Microsoft demonstrated VASA by using DALL-E 3 or StyleGAN2 to generate AI images of people but real photographs could be used; the president of the United States, for example, could be made to something they didn’t say — raising ethical questions around deepfakes and misinformation.

“Our research focuses on generating visual affective skills for virtual AI avatars, aiming for positive applications,” Microsoft says on the VASA-1 research page.

“It is not intended to create content that is used to mislead or deceive.
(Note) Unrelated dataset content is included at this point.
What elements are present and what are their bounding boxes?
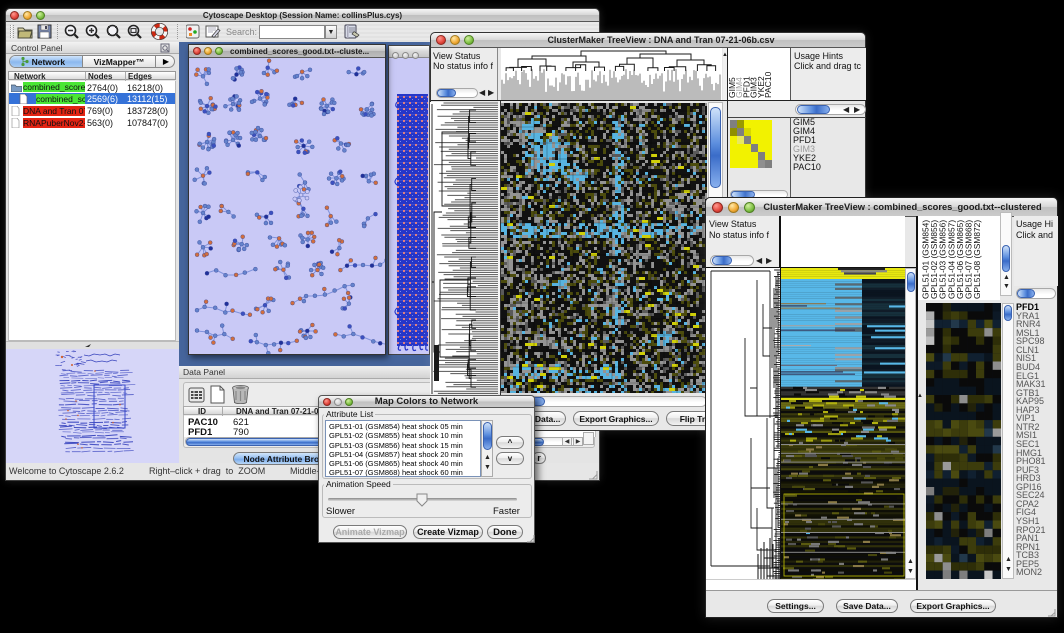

However, like other related content generation techniques, it could still potentially be misused for impersonating humans.

“We are opposed to any behavior to create misleading or harmful contents of real persons, and are interested in applying our technique for advancing forgery detection.

“Currently, the videos generated by this method still contain identifiable artifacts, and the numerical analysis shows that there’s still a gap to achieve the authenticity of real videos.”

This is true, the examples posted up by Microsoft still have the touch of uncanny valley about them. But not everyone is so media literate and there are people out there who would believe a VASA-1 video is real.